A simple ten-minute, ten-word test, administered by office staff, may allow primary care physicians to detect Alzheimer's Disease (AD) in the earliest stages. Early detection and treatment can slow progression of the disease and reduce treatment costs by $200,000 per patient.
"Current research shows that Alzheimer's is a progressive disease linked to beta amyloid," said William Shankle, MD, medical director of the Shankle clinic at the University of California at Irvine. "We need to reduce beta amyloid to slow the progression of disease just like we need to reduce blood sugar in diabetics and cholesterol in hyperlipidemia."
Treating AD as a chronic condition is not a new paradigm, he reminded the American Academy of Family Physicians Scientific Assembly in San Francisco. It has long been known that the typical AD patient survives 14 years. The first seven years is characterized by mild cognitive impairment (MCI), which is usually unrecognized.
The MCI is followed by two years of mild dementia during which the patient becomes increasingly disoriented. The final period is five years of moderate to severe dementia, during which patients finally become unable to care for themselves. Nearly all AD patients are institutionalized by the time they reach severe dementia and eventually die of age-related causes.
Mild cognitive impairment is usually not recognized as anything more than normal aging, Dr. Shankle noted. As a result, patients are usually not diagnosed until they have already reached mild dementia. Treatment with cholinesterase inhibitors can reduce the rate of decline by 50% for five years or longer, but late diagnosis limits the usefulness of treatment. Patients still progress to the earlier stages of severe dementia and must be institutionalized before death.
If AD could be detected during the MCI phase, Dr. Shankle continued, patients could be treated for ten years, perhaps longer. Longer-term drug treatment would mean that most would progress only to the moderate stage before death. That would allow most patients to continue living at home for most of their life span. There also is a cost consideration. The difference between home living and institutional living is about $200,000 per patient, he said.
"There is a significant effect from early detection and long term treatment," Dr. Shankle said. "The problem has been early detection."
Dr. Shankle's group found that the National Institute on Aging's Consortium to Establish a Registry for Alzheimer's disease (CERAD) 10-word memory test could detect nearly all AD patients during the MCI phase. When analyzed with an advanced algorithm, CERAD identified 97% of patients with MCI, the highest sensitivity reported to date in the literature.

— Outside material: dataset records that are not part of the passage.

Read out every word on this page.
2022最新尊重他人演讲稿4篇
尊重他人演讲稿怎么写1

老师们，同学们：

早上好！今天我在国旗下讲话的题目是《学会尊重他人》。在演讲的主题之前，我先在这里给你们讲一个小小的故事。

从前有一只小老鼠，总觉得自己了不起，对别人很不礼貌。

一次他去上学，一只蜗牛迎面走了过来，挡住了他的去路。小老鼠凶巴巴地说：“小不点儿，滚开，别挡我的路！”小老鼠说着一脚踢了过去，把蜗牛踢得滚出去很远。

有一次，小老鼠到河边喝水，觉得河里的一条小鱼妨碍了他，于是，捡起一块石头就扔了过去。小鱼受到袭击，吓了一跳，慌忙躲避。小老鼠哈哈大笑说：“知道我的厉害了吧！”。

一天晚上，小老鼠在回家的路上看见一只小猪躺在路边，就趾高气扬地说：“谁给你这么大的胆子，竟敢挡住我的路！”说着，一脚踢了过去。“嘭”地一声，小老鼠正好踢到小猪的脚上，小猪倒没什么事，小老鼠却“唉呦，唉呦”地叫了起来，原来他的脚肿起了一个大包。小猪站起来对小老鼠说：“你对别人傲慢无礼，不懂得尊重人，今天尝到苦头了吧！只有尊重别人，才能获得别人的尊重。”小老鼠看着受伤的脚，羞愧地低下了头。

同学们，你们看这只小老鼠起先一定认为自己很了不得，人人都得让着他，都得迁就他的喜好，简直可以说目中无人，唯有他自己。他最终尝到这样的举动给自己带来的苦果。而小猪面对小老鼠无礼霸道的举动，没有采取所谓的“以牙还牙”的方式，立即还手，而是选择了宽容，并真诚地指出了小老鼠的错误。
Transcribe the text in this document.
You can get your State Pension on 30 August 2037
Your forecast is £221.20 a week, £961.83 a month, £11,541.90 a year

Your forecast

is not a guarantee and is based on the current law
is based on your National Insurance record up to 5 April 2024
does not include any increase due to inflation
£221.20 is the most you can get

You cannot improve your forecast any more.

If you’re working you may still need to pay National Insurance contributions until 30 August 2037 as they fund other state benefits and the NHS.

As adapted by the group, CERAD can be administered by anyone in the physician office using a computer. While the patient is being tested, the family fills out a traditional questionnaire. The total time commitment is 10 minutes by office staff and 10 to 13 minutes by the physician. Dr. Shankle recommended screening for all adults over the age of 50 in order to detect and treat AD at the earliest stage possible.